The line of job applicants stretched around the building the day Heirloom Traditions Paint started hiring in Taylorsville, Kentucky. Paula Blankenship’s coveted line of ALL-IN-ONE paints transformed her into Spencer County’s largest private employer. But it almost didn’t happen. In 2016, the company faced a crisis: pivot to direct-to-consumer sales or close its doors.
Thirty miles from the nearest interstate, shipping heavy, liquid products to customers individually and nationwide was nearly impossible for Blankenship. Costly, clunky, and time-consuming, fulfillment was a chokepoint to her business growth. The stakes were high—these jobs had finally given local residents an alternative to hour-long commutes to Louisville. Now their future hung in the balance.
“We are not in a handy location,” said Blankenship. “This town is not connected to infrastructure, it’s just a two-lane road. Before we could even begin scaling, we had to convince national carriers to service our location. Getting pickup services was a constant challenge.”

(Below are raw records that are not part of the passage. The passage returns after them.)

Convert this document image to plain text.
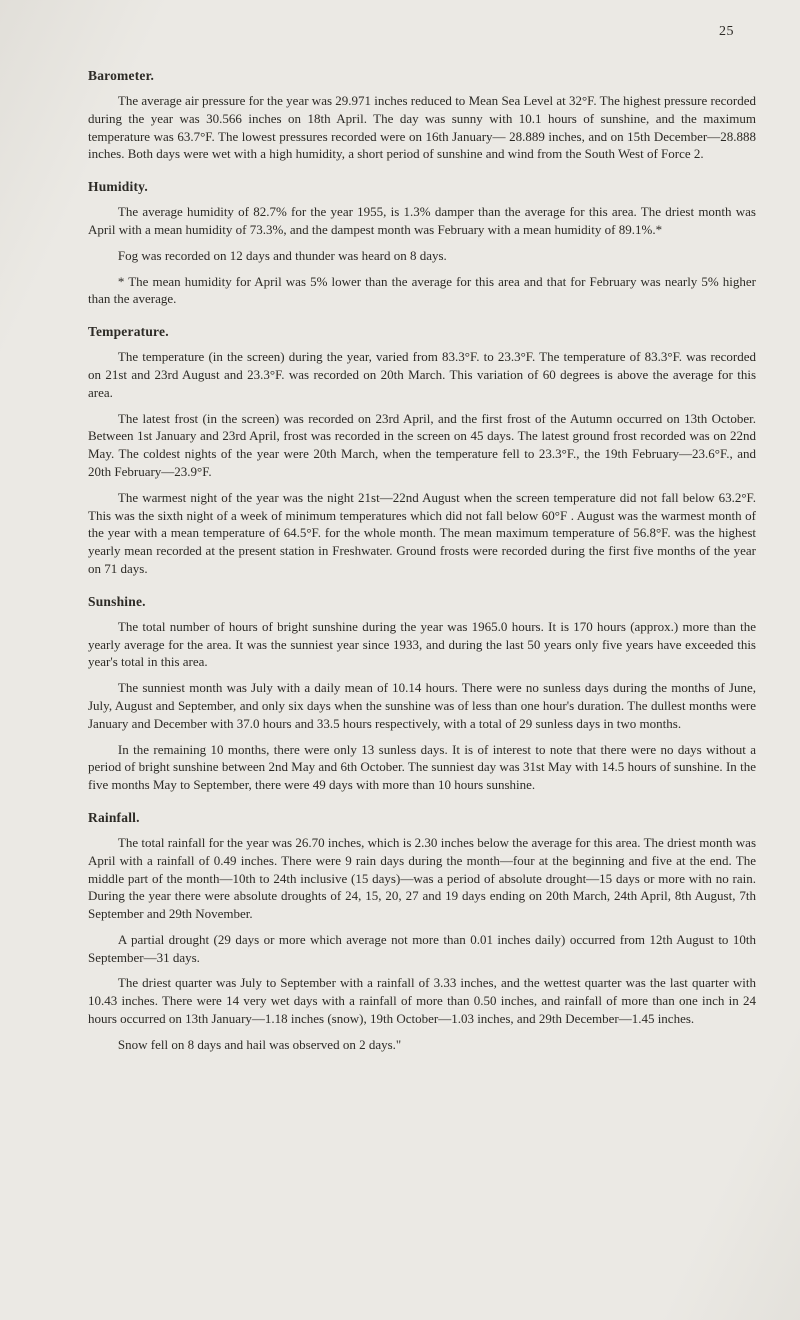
25
Barometer.

The average air pressure for the year was 29.971 inches reduced to Mean Sea Level at 32°F. The highest pressure recorded during the year was 30.566 inches on 18th April. The day was sunny with 10.1 hours of sunshine, and the maximum temperature was 63.7°F. The lowest pressures recorded were on 16th January— 28.889 inches, and on 15th December—28.888 inches. Both days were wet with a high humidity, a short period of sunshine and wind from the South West of Force 2.

Humidity.

The average humidity of 82.7% for the year 1955, is 1.3% damper than the average for this area. The driest month was April with a mean humidity of 73.3%, and the dampest month was February with a mean humidity of 89.1%.*

Fog was recorded on 12 days and thunder was heard on 8 days.

* The mean humidity for April was 5% lower than the average for this area and that for February was nearly 5% higher than the average.

Temperature.

The temperature (in the screen) during the year, varied from 83.3°F. to 23.3°F. The temperature of 83.3°F. was recorded on 21st and 23rd August and 23.3°F. was recorded on 20th March. This variation of 60 degrees is above the average for this area.

The latest frost (in the screen) was recorded on 23rd April, and the first frost of the Autumn occurred on 13th October. Between 1st January and 23rd April, frost was recorded in the screen on 45 days. The latest ground frost recorded was on 22nd May. The coldest nights of the year were 20th March, when the temperature fell to 23.3°F., the 19th February—23.6°F., and 20th February—23.9°F.

The warmest night of the year was the night 21st—22nd August when the screen temperature did not fall below 63.2°F. This was the sixth night of a week of minimum temperatures which did not fall below 60°F . August was the warmest month of the year with a mean temperature of 64.5°F. for the whole month. The mean maximum temperature of 56.8°F. was the highest yearly mean recorded at the present station in Freshwater. Ground frosts were recorded during the first five months of the year on 71 days.

Sunshine.

The total number of hours of bright sunshine during the year was 1965.0 hours. It is 170 hours (approx.) more than the yearly average for the area. It was the sunniest year since 1933, and during the last 50 years only five years have exceeded this year's total in this area.

The sunniest month was July with a daily mean of 10.14 hours. There were no sunless days during the months of June, July, August and September, and only six days when the sunshine was of less than one hour's duration. The dullest months were January and December with 37.0 hours and 33.5 hours respectively, with a total of 29 sunless days in two months.

In the remaining 10 months, there were only 13 sunless days. It is of interest to note that there were no days without a period of bright sunshine between 2nd May and 6th October. The sunniest day was 31st May with 14.5 hours of sunshine. In the five months May to September, there were 49 days with more than 10 hours sunshine.

Rainfall.

The total rainfall for the year was 26.70 inches, which is 2.30 inches below the average for this area. The driest month was April with a rainfall of 0.49 inches. There were 9 rain days during the month—four at the beginning and five at the end. The middle part of the month—10th to 24th inclusive (15 days)—was a period of absolute drought—15 days or more with no rain. During the year there were absolute droughts of 24, 15, 20, 27 and 19 days ending on 20th March, 24th April, 8th August, 7th September and 29th November.

A partial drought (29 days or more which average not more than 0.01 inches daily) occurred from 12th August to 10th September—31 days.

The driest quarter was July to September with a rainfall of 3.33 inches, and the wettest quarter was the last quarter with 10.43 inches. There were 14 very wet days with a rainfall of more than 0.50 inches, and rainfall of more than one inch in 24 hours occurred on 13th January—1.18 inches (snow), 19th October—1.03 inches, and 29th December—1.45 inches.

Snow fell on 8 days and hail was observed on 2 days."
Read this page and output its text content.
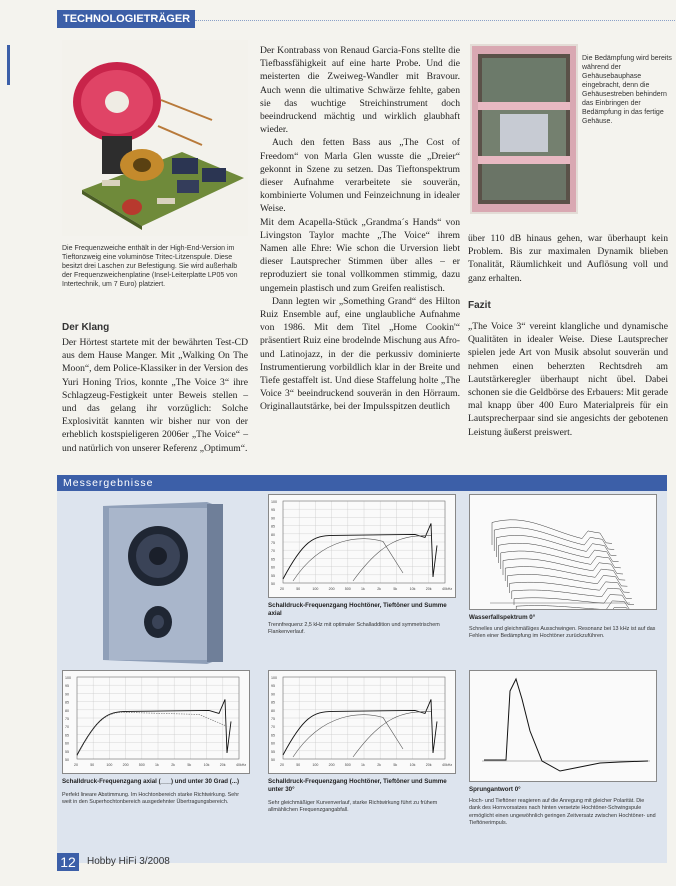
TECHNOLOGIETRÄGER
Die Frequenzweiche enthält in der High-End-Version im Tieftonzweig eine voluminöse Tritec-Litzenspule. Diese besitzt drei Laschen zur Befestigung. Sie wird außerhalb der Frequenzweichenplatine (Insel-Leiterplatte LP05 von Intertechnik, um 7 Euro) platziert.
Der Klang

Der Hörtest startete mit der bewährten Test-CD aus dem Hause Manger. Mit „Walking On The Moon“, dem Police-Klassiker in der Version des Yuri Honing Trios, konnte „The Voice 3“ ihre Schlagzeug-Festigkeit unter Beweis stellen – und das gelang ihr vorzüglich: Solche Explosivität kannten wir bisher nur von der erheblich kostspieligeren 2006er „The Voice“ – und natürlich von unserer Referenz „Optimum“.

Der Kontrabass von Renaud Garcia-Fons stellte die Tiefbassfähigkeit auf eine harte Probe. Und die meisterten die Zweiweg-Wandler mit Bravour. Auch wenn die ultimative Schwärze fehlte, gaben sie das wuchtige Streichinstrument doch beeindruckend mächtig und wirklich glaubhaft wieder.

Auch den fetten Bass aus „The Cost of Freedom“ von Marla Glen wusste die „Dreier“ gekonnt in Szene zu setzen. Das Tieftonspektrum dieser Aufnahme verarbeitete sie souverän, kombinierte Volumen und Feinzeichnung in idealer Weise.

Mit dem Acapella-Stück „Grandma´s Hands“ von Livingston Taylor machte „The Voice“ ihrem Namen alle Ehre: Wie schon die Urversion liebt dieser Lautsprecher Stimmen über alles – er reproduziert sie tonal vollkommen stimmig, dazu ungemein plastisch und zum Greifen realistisch.

Dann legten wir „Something Grand“ des Hilton Ruiz Ensemble auf, eine unglaubliche Aufnahme von 1986. Mit dem Titel „Home Cookin'“ präsentiert Ruiz eine brodelnde Mischung aus Afro- und Latinojazz, in der die perkussiv dominierte Instrumentierung vorbildlich klar in der Breite und Tiefe gestaffelt ist. Und diese Staffelung holte „The Voice 3“ beeindruckend souverän in den Hörraum. Originallautstärke, bei der Impulsspitzen deutlich

Die Bedämpfung wird bereits während der Gehäusebauphase eingebracht, denn die Gehäusestreben behindern das Einbringen der Bedämpfung in das fertige Gehäuse.

über 110 dB hinaus gehen, war überhaupt kein Problem. Bis zur maximalen Dynamik blieben Tonalität, Räumlichkeit und Auflösung voll und ganz erhalten.

Fazit

„The Voice 3“ vereint klangliche und dynamische Qualitäten in idealer Weise. Diese Lautsprecher spielen jede Art von Musik absolut souverän und nehmen einen beherzten Rechtsdreh am Lautstärkeregler überhaupt nicht übel. Dabei schonen sie die Geldbörse des Erbauers: Mit gerade mal knapp über 400 Euro Materialpreis für ein Lautsprecherpaar sind sie angesichts der gebotenen Leistung äußerst preiswert.

Messergebnisse
100
95
90
85
80
75
70
65
60
55
50
20	50	100	200	500	1k	2k	5k	10k	20k	40kHz
Schalldruck-Frequenzgang Hochtöner, Tieftöner und Summe axial
Trennfrequenz 2,5 kHz mit optimaler Schalladdition und symmetrischem Flankenverlauf.
Wasserfallspektrum 0°
Schnelles und gleichmäßiges Ausschwingen. Resonanz bei 13 kHz ist auf das Fehlen einer Bedämpfung im Hochtöner zurückzuführen.
100
95
90
85
80
75
70
65
60
55
50
20	50	100	200	500	1k	2k	5k	10k	20k	40kHz
Schalldruck-Frequenzgang axial (___) und unter 30 Grad (...)
Perfekt lineare Abstimmung. Im Hochtonbereich starke Richtwirkung. Sehr weit in den Superhochtonbereich ausgedehnter Übertragungsbereich.
100
95
90
85
80
75
70
65
60
55
50
20	50	100	200	500	1k	2k	5k	10k	20k	40kHz
Schalldruck-Frequenzgang Hochtöner, Tieftöner und Summe unter 30°
Sehr gleichmäßiger Kurvenverlauf, starke Richtwirkung führt zu frühem allmählichen Frequenzgangabfall.
Sprungantwort 0°
Hoch- und Tieftöner reagieren auf die Anregung mit gleicher Polarität. Die dank des Hornvorsatzes nach hinten versetzte Hochtöner-Schwingspule ermöglicht einen ungewöhnlich geringen Zeitversatz zwischen Hochtöner- und Tieftönerimpuls.
12	Hobby HiFi 3/2008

The turning point came with Fulfillment by Amazon (FBA), a partnership that not only kept Heirloom Traditions’ doors open but catapulted the Kentucky business onto the national stage. FBA provided the sophisticated logistics infrastructure Blankenship’s paint company needed, handling the complex challenges of storing, picking, packing, and shipping liquid products. All she needed to do was get her product into Amazon’s network, and FBA would handle the rest.
For a small manufacturer beginning to scale, this access to Amazon’s nationwide fulfillment network meant she could keep her employees working while reaching customers across the country.
“Amazon levels the playing field. If you’re in a small community like we are, you can scale nationwide through FBA,” Blankenship explained. “When customers see Prime, they know the product is usually going to get there in one to two days. People today value their time as money. Fast shipping matters.”
The impact was immediate and substantial. Sales grew to $4 million in their first year with FBA, then reached $10 million the following year. Instead of laying off workers, they were hiring. This rapid growth enabled Blankenship to expand her product line from a handful of items to hundreds available through Amazon, while maintaining consistent nationwide availability—a feat that would have been difficult and costly to manage without FBA.
The success through FBA led to even bigger opportunities for job creation. In 2023, Blankenship purchased the 75-year-old paint manufacturer that had been making some of their products, preserving those manufacturing jobs while securing their supply chain and adding a successful line of swimming pool paints. “We put all those products in the Amazon store, and it did millions in sales in a short selling season last year,” said Blankenship.
Today, Heirloom Traditions generates $30 million in annual revenue between the businesses. Its success has enabled a $7 million investment in new manufacturing facilities and a 30,000-square-foot warehouse with an attached retail space in Taylorsville, with 53 jobs—jobs that would have disappeared without FBA’s solution to their logistics challenges. In 2021, demonstrating their commitment to the workforce that helped build the company, Blankenship converted the business to an Employee Stock Ownership Plan (ESOP), giving their workers ownership of 49% of the company.
“Our employees’ futures are tied to our success here in Taylorsville. The impact is generational. It’s not just about the product that we deliver to our customers, but it’s also about the people who make it happen—we’re all connected,” said Blankenship.
Looking ahead, Blankenship is building out her own website to include Amazon’s “Buy with Prime” experience. Buy with Prime enables Heirloom Traditions to offer the same fast, reliable shipping on their own website that Prime customers expect from Amazon, with the same payment solutions they already use. “When customers see that Buy with Prime button on our website, it gives us immediate credibility,” Blankenship said. “They know they can trust our small business because Amazon is handling the delivery. It’s going to help us scale even more.”
This next phase of growth builds on a partnership that has already redefined what’s possible for small businesses and rural manufacturing.
“I couldn’t grow my business without a partner like Amazon,” Blankenship said. “They solved the logistics challenges that were holding us back and made it possible for a rural Kentucky small business to compete nationally.”